The Procuress is an oil-on-panel painting by the German Renaissance painter Lucas Cranach the Elder, created in 1548. The style of the painting is the Northern Renaissance. There are three characters depicted in the painting: the young man, who gives a bag of money to the procuress – the protagonist of the composition, and a young woman who will marry the man. The wicked appearance of the procuress creates a deleterious and ensnaring aura that captures attention immediately. The painting is now housed in Georgian National Museum,' in Tbilisi, Georgia. However, it had an exceptionally long and dangerous journey before getting back to the museum. The estimated value of The Procuress is more than $40 million.

==History==
The first known owner of the painting was the Grand Duke George Alexandrovich of Russia, who brought The Procuress to Georgia in the 19th century. However, the next proprietor became the private collector Alexandre Korganoff at the beginning of the 20th century, who later sold it to the Georgian painter and art collector Dimitri Shevardnadze.
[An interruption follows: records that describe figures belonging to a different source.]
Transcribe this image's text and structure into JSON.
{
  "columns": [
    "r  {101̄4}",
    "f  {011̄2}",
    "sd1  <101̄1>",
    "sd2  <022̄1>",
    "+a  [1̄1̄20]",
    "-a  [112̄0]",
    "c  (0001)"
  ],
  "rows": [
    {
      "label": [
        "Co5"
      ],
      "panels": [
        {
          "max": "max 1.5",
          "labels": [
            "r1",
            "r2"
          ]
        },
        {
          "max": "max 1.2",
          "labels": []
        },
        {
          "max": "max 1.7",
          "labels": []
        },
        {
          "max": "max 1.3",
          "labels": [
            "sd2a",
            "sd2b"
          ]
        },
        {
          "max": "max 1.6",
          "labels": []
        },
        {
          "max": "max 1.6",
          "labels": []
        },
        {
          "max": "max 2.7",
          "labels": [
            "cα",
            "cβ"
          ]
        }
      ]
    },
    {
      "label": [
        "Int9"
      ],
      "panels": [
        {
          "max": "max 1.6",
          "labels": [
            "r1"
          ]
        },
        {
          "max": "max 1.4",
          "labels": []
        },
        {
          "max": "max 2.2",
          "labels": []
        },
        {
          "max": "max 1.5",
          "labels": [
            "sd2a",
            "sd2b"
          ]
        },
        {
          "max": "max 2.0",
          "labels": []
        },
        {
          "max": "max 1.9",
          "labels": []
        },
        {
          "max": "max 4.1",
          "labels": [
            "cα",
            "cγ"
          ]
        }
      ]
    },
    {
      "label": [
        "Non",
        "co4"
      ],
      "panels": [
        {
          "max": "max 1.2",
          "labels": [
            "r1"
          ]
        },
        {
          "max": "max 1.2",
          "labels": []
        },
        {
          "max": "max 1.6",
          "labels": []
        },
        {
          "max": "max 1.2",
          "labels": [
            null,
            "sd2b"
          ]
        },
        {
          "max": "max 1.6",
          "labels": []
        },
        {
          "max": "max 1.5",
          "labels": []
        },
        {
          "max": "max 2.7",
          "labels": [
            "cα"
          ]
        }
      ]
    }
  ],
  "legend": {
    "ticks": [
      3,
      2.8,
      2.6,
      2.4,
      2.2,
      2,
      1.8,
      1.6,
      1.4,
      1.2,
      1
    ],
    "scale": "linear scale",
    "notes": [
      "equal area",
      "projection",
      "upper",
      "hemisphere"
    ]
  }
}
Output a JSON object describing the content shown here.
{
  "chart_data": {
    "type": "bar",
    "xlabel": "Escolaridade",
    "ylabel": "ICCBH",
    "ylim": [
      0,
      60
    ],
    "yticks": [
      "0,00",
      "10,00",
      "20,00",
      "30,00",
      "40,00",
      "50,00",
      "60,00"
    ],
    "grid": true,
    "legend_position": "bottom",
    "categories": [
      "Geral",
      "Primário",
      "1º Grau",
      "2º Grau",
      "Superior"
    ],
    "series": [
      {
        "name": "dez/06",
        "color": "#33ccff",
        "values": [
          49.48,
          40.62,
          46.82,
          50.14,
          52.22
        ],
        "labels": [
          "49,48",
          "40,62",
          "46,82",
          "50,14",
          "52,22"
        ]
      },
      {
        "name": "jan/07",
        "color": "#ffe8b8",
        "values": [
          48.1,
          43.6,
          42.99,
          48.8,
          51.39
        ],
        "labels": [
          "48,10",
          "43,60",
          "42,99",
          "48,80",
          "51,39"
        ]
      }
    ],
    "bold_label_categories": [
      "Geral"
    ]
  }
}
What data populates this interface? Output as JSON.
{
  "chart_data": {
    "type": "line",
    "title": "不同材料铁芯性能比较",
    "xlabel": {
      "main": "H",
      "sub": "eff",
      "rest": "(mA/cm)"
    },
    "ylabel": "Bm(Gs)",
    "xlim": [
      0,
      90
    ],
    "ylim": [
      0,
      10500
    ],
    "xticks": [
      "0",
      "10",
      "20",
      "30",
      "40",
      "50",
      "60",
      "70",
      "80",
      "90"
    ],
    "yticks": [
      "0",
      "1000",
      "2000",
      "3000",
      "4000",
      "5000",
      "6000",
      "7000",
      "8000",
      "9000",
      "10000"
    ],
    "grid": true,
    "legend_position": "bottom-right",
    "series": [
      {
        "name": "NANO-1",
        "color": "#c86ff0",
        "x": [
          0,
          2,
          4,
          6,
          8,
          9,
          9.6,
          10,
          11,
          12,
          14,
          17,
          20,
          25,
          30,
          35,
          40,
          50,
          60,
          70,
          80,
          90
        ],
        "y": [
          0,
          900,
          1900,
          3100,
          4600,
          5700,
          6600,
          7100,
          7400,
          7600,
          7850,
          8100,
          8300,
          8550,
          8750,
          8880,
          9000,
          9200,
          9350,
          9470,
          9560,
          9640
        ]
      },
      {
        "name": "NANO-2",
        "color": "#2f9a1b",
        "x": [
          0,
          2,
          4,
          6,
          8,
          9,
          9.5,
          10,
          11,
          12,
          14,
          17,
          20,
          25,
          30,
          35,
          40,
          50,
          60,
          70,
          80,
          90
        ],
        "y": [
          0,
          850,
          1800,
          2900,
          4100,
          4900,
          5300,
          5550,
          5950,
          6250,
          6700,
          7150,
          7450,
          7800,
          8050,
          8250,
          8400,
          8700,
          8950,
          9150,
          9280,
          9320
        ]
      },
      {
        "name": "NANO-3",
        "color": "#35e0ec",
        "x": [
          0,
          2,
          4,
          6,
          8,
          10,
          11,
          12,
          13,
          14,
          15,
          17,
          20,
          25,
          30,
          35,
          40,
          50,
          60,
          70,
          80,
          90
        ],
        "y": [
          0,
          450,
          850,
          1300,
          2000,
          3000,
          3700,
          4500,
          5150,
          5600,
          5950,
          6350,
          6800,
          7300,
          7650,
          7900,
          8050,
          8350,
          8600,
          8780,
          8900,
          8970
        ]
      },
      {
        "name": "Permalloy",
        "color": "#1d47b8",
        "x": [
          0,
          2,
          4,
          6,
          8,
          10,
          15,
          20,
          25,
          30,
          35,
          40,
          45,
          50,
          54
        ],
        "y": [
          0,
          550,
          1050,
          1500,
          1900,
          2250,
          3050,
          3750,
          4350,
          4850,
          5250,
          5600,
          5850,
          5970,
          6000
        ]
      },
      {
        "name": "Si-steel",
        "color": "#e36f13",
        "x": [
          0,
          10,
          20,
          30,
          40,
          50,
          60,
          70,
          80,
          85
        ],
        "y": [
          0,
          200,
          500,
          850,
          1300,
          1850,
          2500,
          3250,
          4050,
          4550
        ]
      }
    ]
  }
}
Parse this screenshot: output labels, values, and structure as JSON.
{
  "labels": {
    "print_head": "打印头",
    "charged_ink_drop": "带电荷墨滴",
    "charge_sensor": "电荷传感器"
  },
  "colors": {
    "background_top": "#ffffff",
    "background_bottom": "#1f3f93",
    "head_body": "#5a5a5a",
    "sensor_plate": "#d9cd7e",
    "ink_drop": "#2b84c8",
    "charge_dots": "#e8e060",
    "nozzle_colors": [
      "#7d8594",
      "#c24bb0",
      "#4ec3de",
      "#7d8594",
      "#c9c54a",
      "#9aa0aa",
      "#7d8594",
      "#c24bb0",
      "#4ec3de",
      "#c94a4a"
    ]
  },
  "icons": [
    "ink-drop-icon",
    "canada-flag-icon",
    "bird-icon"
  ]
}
Later, Shevardnadze housed the painting in the Art Gallery in Tbilisi. In March 1921, Georgian public benefactor, historian, and archeologist Ekvtime Takaishvili left for Paris, France with the Georgian Republic government-in-exile members after The Bolshevik Russia's Red Army annexed and terminated Georgia's independence. Takaishvili gathered some of the precious pieces from the Georgian treasury and took them with him to France, to safeguard national invaluable objects from the flames of warfare. The painting was protected in Paris not only from the Soviets but also from the Nazis. Adolf Hitler considered Lucas Cranach the Elder to be the painter with the most German panache. He chased after Cranach's paintings and owned multiple of his works. In 1946, The Procuress was safely returned to Georgia, together with other treasures. From 1969 it spent a decade in Moscow for restoration and finally returned to Georgia only to mysteriously vanish for the next decade.

===Return ===
In July 1994, five armed people broke in to the Museum of Arts in the middle of the night to seize The Procuress and a few other renowned paintings. Blackouts were routine in 90s Georgia and the alarm system was out on the night of theft too. This eased the job for the robbers, who tied up and locked guards one by one, consequently leaving the museum without making much noise. The overall chaos in the city helped the criminals to vanish together with The Procuress. On May 10 of 2004, Georgian prosecutor Valeri Grigalashvili, was requested to the Chapidze Clinic by one of the most authoritative “thieves in law” – Gogi Chikovani. After clarifying that he would not be charged, Chikovani offered a trade to the prosecutor. That same year, armed and masked special force police surrounded his house in Tbilisi and broke in. They forced the family members to sign falsified documents and stole everything they could. The items that special police mugged included Chikovani's family ring and crucifix, which were priceless for him. He promised to return The Procuress in exchange to these items. As promised, Georgian state police found The Procuress near the Matrimonial palace on the left embankment of the river Mtkvari. Exactly a decade after its disappearance, The Procuress was returned to the government and again placed in the Georgian National Museum.